I’ve been in a relationship for about 6 months with

I’ve been in a relationship for about 6 months with an extremely heavy drinker. He does coke a lot too- like all day even if we aren’t doing anything in the house. I do a little bit too when we are out drinking not any time else. He has a successful career and pretty much a high functioning addict. When we first got together I expressed to him many times that I am concerned with our party habits. Each time he has dismissed me. He is not responsible for my drinking, I am. I had a problem way before I met him so I am not blaming him. But the relationship with him woke up to how bad things really are and without his support, I finally decided to do something about my substance abuse problem. This meant taking a break from the relationship.

Of course he didn’t like it. We spent 7 weeks apart and when we finally got together again, I can tell he was secretly drinking and doing drugs. I am not judging him, I was there once. My problem is, I do not want a life like this at all. I had a blast this weekend without alcohol or cocaine. I did have an edible though.

My recovery is my priority right now…. Would you end the relationship?

11 Likes

Yes. Do it yesterday. Sooner, if possible.

2 Likes

If it were me. Yuuuup. Peace out. We can’t force others to live how we want to but we do get to decide who rides with us.

1 Like

I would. You will just end up back in the same cycle if not.

1 Like

If the relationship isn’t in your best interest and your sobriety is your #1 priority…. Then yes. Painful as it may be.

1 Like

I think you already know the answer to your question. Now it’s time to find the strength and get into action. Let him do him, while you go do you. No judgements. It’s just 2 people going in two different directions. You should be proud of yourself

2 Likes

Very

:joy::joy::joy:

I was the “supposedly” highly functional alcoholic. I don’t know who came up with that but it’s BS. It never ends well. Think about it, have you ever seen an old successful addict whether it’s music, business, parenting, etc.?

1 Like

No I haven’t. I think “high functioning addict” is a very temporary phase.

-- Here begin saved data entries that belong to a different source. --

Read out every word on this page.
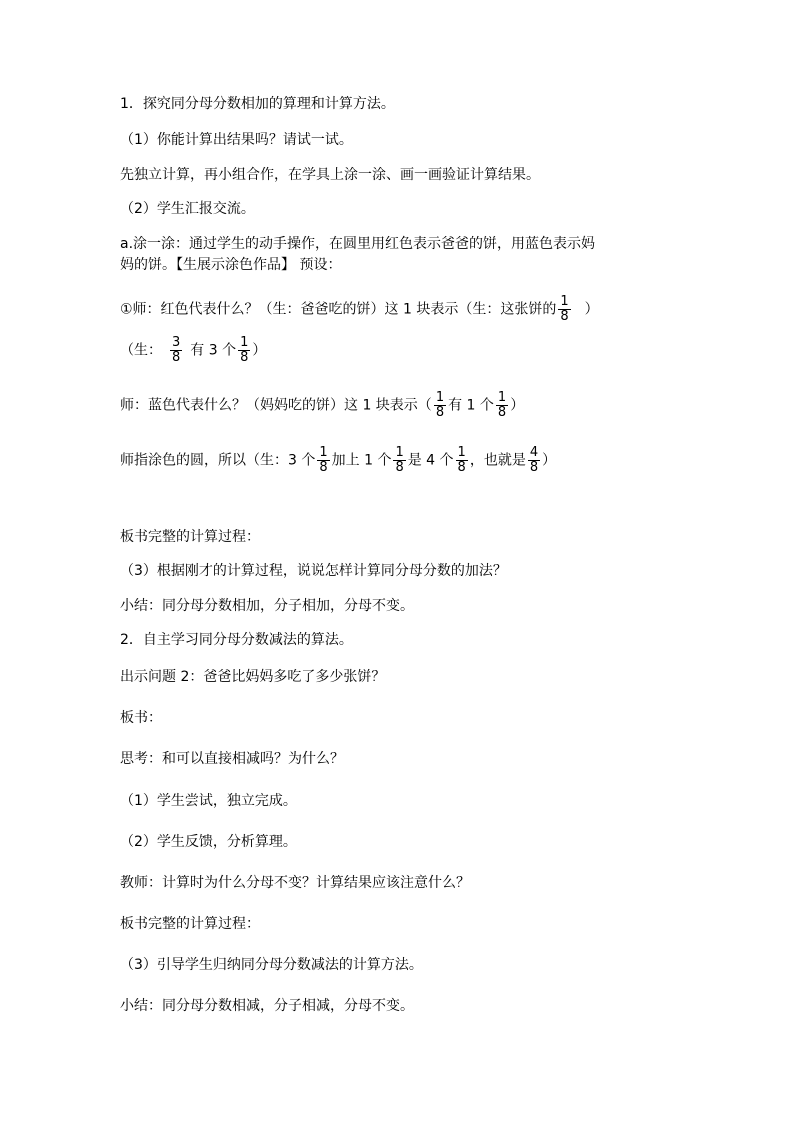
1．探究同分母分数相加的算理和计算方法。
（1）你能计算出结果吗？请试一试。
先独立计算，再小组合作，在学具上涂一涂、画一画验证计算结果。
（2）学生汇报交流。
a.涂一涂：通过学生的动手操作，在圆里用红色表示爸爸的饼，用蓝色表示妈
妈的饼。【生展示涂色作品】 预设：
①师：红色代表什么？（生：爸爸吃的饼）这 1 块表示（生：这张饼的 $\frac{1}{8}$ ）
（生： $\frac{3}{8}$ 有 3 个 $\frac{1}{8}$ ）
师：蓝色代表什么？（妈妈吃的饼）这 1 块表示（ $\frac{1}{8}$ 有 1 个 $\frac{1}{8}$ ）
师指涂色的圆，所以（生：3 个 $\frac{1}{8}$ 加上 1 个 $\frac{1}{8}$ 是 4 个 $\frac{1}{8}$ ，也就是 $\frac{4}{8}$ ）
板书完整的计算过程：
（3）根据刚才的计算过程，说说怎样计算同分母分数的加法？
小结：同分母分数相加，分子相加，分母不变。
2．自主学习同分母分数减法的算法。
出示问题 2：爸爸比妈妈多吃了多少张饼？
板书：
思考：和可以直接相减吗？为什么？
（1）学生尝试，独立完成。
（2）学生反馈，分析算理。
教师：计算时为什么分母不变？计算结果应该注意什么？
板书完整的计算过程：
（3）引导学生归纳同分母分数减法的计算方法。
小结：同分母分数相减，分子相减，分母不变。
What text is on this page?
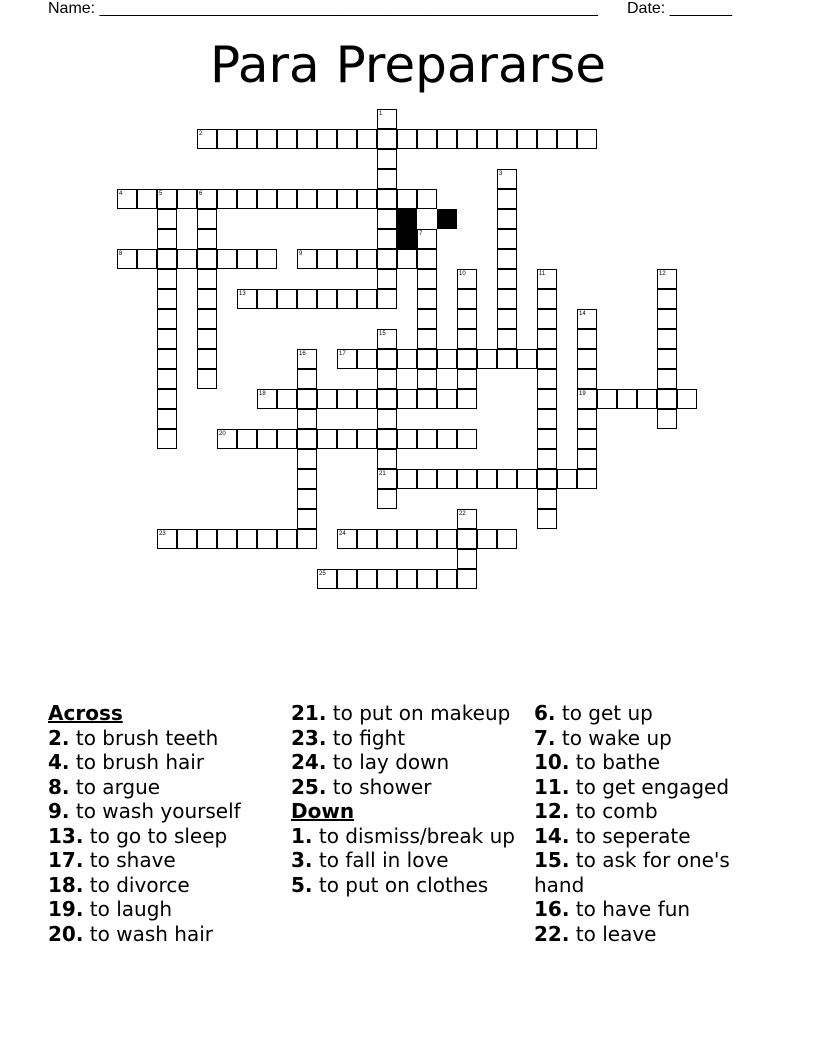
Name: ________________________________________________________ Date: _______
Para Prepararse
1
2
3
4	5	6
7
8	9
10	11	12
13
14
19
15
21
16	17
18
20
22
23	24
25

Across

2. to brush teeth

4. to brush hair

8. to argue

9. to wash yourself

13. to go to sleep

17. to shave

18. to divorce

19. to laugh

20. to wash hair

21. to put on makeup

23. to fight

24. to lay down

25. to shower

Down

1. to dismiss/break up

3. to fall in love

5. to put on clothes

6. to get up

7. to wake up

10. to bathe

11. to get engaged

12. to comb

14. to seperate

15. to ask for one's hand

16. to have fun

22. to leave
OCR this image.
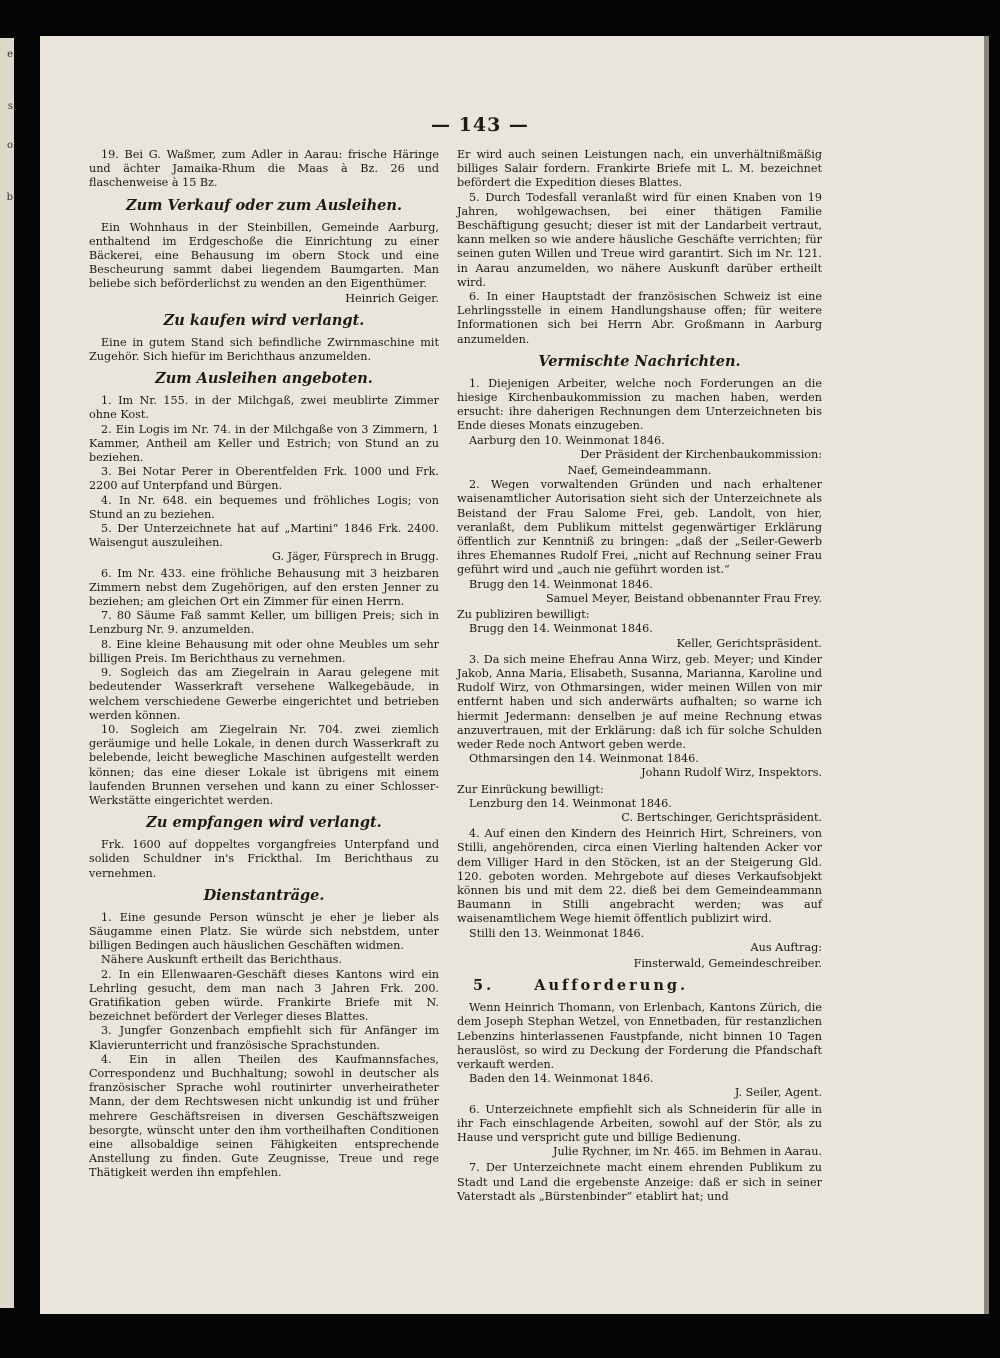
e
s
o
b
— 143 —

19. Bei G. Waßmer, zum Adler in Aarau: frische Häringe und ächter Jamaika-Rhum die Maas à Bz. 26 und flaschenweise à 15 Bz.

Zum Verkauf oder zum Ausleihen.

Ein Wohnhaus in der Steinbillen, Gemeinde Aarburg, enthaltend im Erdgeschoße die Einrichtung zu einer Bäckerei, eine Behausung im obern Stock und eine Bescheurung sammt dabei liegendem Baumgarten. Man beliebe sich beförderlichst zu wenden an den Eigenthümer.

Heinrich Geiger.
Zu kaufen wird verlangt.

Eine in gutem Stand sich befindliche Zwirnmaschine mit Zugehör. Sich hiefür im Berichthaus anzumelden.

Zum Ausleihen angeboten.

1. Im Nr. 155. in der Milchgaß, zwei meublirte Zimmer ohne Kost.

2. Ein Logis im Nr. 74. in der Milchgaße von 3 Zimmern, 1 Kammer, Antheil am Keller und Estrich; von Stund an zu beziehen.

3. Bei Notar Perer in Oberentfelden Frk. 1000 und Frk. 2200 auf Unterpfand und Bürgen.

4. In Nr. 648. ein bequemes und fröhliches Logis; von Stund an zu beziehen.

5. Der Unterzeichnete hat auf „Martini“ 1846 Frk. 2400. Waisengut auszuleihen.

G. Jäger, Fürsprech in Brugg.

6. Im Nr. 433. eine fröhliche Behausung mit 3 heizbaren Zimmern nebst dem Zugehörigen, auf den ersten Jenner zu beziehen; am gleichen Ort ein Zimmer für einen Herrn.

7. 80 Säume Faß sammt Keller, um billigen Preis; sich in Lenzburg Nr. 9. anzumelden.

8. Eine kleine Behausung mit oder ohne Meubles um sehr billigen Preis. Im Berichthaus zu vernehmen.

9. Sogleich das am Ziegelrain in Aarau gelegene mit bedeutender Wasserkraft versehene Walkegebäude, in welchem verschiedene Gewerbe eingerichtet und betrieben werden können.

10. Sogleich am Ziegelrain Nr. 704. zwei ziemlich geräumige und helle Lokale, in denen durch Wasserkraft zu belebende, leicht bewegliche Maschinen aufgestellt werden können; das eine dieser Lokale ist übrigens mit einem laufenden Brunnen versehen und kann zu einer Schlosser-Werkstätte eingerichtet werden.

Zu empfangen wird verlangt.

Frk. 1600 auf doppeltes vorgangfreies Unterpfand und soliden Schuldner in's Frickthal. Im Berichthaus zu vernehmen.

Dienstanträge.

1. Eine gesunde Person wünscht je eher je lieber als Säugamme einen Platz. Sie würde sich nebstdem, unter billigen Bedingen auch häuslichen Geschäften widmen.

Nähere Auskunft ertheilt das Berichthaus.

2. In ein Ellenwaaren-Geschäft dieses Kantons wird ein Lehrling gesucht, dem man nach 3 Jahren Frk. 200. Gratifikation geben würde. Frankirte Briefe mit N. bezeichnet befördert der Verleger dieses Blattes.

3. Jungfer Gonzenbach empfiehlt sich für Anfänger im Klavierunterricht und französische Sprachstunden.

4. Ein in allen Theilen des Kaufmannsfaches, Correspondenz und Buchhaltung; sowohl in deutscher als französischer Sprache wohl routinirter unverheiratheter Mann, der dem Rechtswesen nicht unkundig ist und früher mehrere Geschäftsreisen in diversen Geschäftszweigen besorgte, wünscht unter den ihm vortheilhaften Conditionen eine allsobaldige seinen Fähigkeiten entsprechende Anstellung zu finden. Gute Zeugnisse, Treue und rege Thätigkeit werden ihn empfehlen.

Er wird auch seinen Leistungen nach, ein unverhältnißmäßig billiges Salair fordern. Frankirte Briefe mit L. M. bezeichnet befördert die Expedition dieses Blattes.

5. Durch Todesfall veranlaßt wird für einen Knaben von 19 Jahren, wohlgewachsen, bei einer thätigen Familie Beschäftigung gesucht; dieser ist mit der Landarbeit vertraut, kann melken so wie andere häusliche Geschäfte verrichten; für seinen guten Willen und Treue wird garantirt. Sich im Nr. 121. in Aarau anzumelden, wo nähere Auskunft darüber ertheilt wird.

6. In einer Hauptstadt der französischen Schweiz ist eine Lehrlingsstelle in einem Handlungshause offen; für weitere Informationen sich bei Herrn Abr. Großmann in Aarburg anzumelden.

Vermischte Nachrichten.

1. Diejenigen Arbeiter, welche noch Forderungen an die hiesige Kirchenbaukommission zu machen haben, werden ersucht: ihre daherigen Rechnungen dem Unterzeichneten bis Ende dieses Monats einzugeben.

Aarburg den 10. Weinmonat 1846.

Der Präsident der Kirchenbaukommission:
Naef, Gemeindeammann.

2. Wegen vorwaltenden Gründen und nach erhaltener waisenamtlicher Autorisation sieht sich der Unterzeichnete als Beistand der Frau Salome Frei, geb. Landolt, von hier, veranlaßt, dem Publikum mittelst gegenwärtiger Erklärung öffentlich zur Kenntniß zu bringen: „daß der „Seiler-Gewerb ihres Ehemannes Rudolf Frei, „nicht auf Rechnung seiner Frau geführt wird und „auch nie geführt worden ist.“

Brugg den 14. Weinmonat 1846.

Samuel Meyer, Beistand obbenannter Frau Frey.

Zu publiziren bewilligt:

Brugg den 14. Weinmonat 1846.

Keller, Gerichtspräsident.

3. Da sich meine Ehefrau Anna Wirz, geb. Meyer; und Kinder Jakob, Anna Maria, Elisabeth, Susanna, Marianna, Karoline und Rudolf Wirz, von Othmarsingen, wider meinen Willen von mir entfernt haben und sich anderwärts aufhalten; so warne ich hiermit Jedermann: denselben je auf meine Rechnung etwas anzuvertrauen, mit der Erklärung: daß ich für solche Schulden weder Rede noch Antwort geben werde.

Othmarsingen den 14. Weinmonat 1846.

Johann Rudolf Wirz, Inspektors.

Zur Einrückung bewilligt:

Lenzburg den 14. Weinmonat 1846.

C. Bertschinger, Gerichtspräsident.

4. Auf einen den Kindern des Heinrich Hirt, Schreiners, von Stilli, angehörenden, circa einen Vierling haltenden Acker vor dem Villiger Hard in den Stöcken, ist an der Steigerung Gld. 120. geboten worden. Mehrgebote auf dieses Verkaufsobjekt können bis und mit dem 22. dieß bei dem Gemeindeammann Baumann in Stilli angebracht werden; was auf waisenamtlichem Wege hiemit öffentlich publizirt wird.

Stilli den 13. Weinmonat 1846.

Aus Auftrag:
Finsterwald, Gemeindeschreiber.
5.	Aufforderung.

Wenn Heinrich Thomann, von Erlenbach, Kantons Zürich, die dem Joseph Stephan Wetzel, von Ennetbaden, für restanzlichen Lebenzins hinterlassenen Faustpfande, nicht binnen 10 Tagen herauslöst, so wird zu Deckung der Forderung die Pfandschaft verkauft werden.

Baden den 14. Weinmonat 1846.

J. Seiler, Agent.

6. Unterzeichnete empfiehlt sich als Schneiderin für alle in ihr Fach einschlagende Arbeiten, sowohl auf der Stör, als zu Hause und verspricht gute und billige Bedienung.

Julie Rychner, im Nr. 465. im Behmen in Aarau.

7. Der Unterzeichnete macht einem ehrenden Publikum zu Stadt und Land die ergebenste Anzeige: daß er sich in seiner Vaterstadt als „Bürstenbinder“ etablirt hat; und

someone wrote ( forgive for not remembering your name but your words rang true for me...Thanks!)
they wrote:
"Nothing changes if nothing changes"....
so true...
be the change

1 Like

Holding onto relationships that aren’t promoting the type of growth or environment you want and need isn’t the way.

1 Like

I needed to get sober to find out if I wanted a relationship or not. I suggest you get sober and re-evaluate.

1 Like

Love this

I would end it so you can focus on your personal healing and goals. He will just drag you down if he isn’t willing to get help.

1 Like

Well you gotta really truly be committed to sobriety or it doesn’t really work. Just sayin

Yes

Yes, I had to leave a 10 yr relationship, bcuz I out grew him. It sucked and hurt, honestly it still hurts. Your number one objective right now is to protect yourself. You only have to change one thing and that's EVERYTHING.

Only you can make this decision if u read ur post as I just did the writing is on the wall literally lol good luck...

If you're asking, you already know the answer.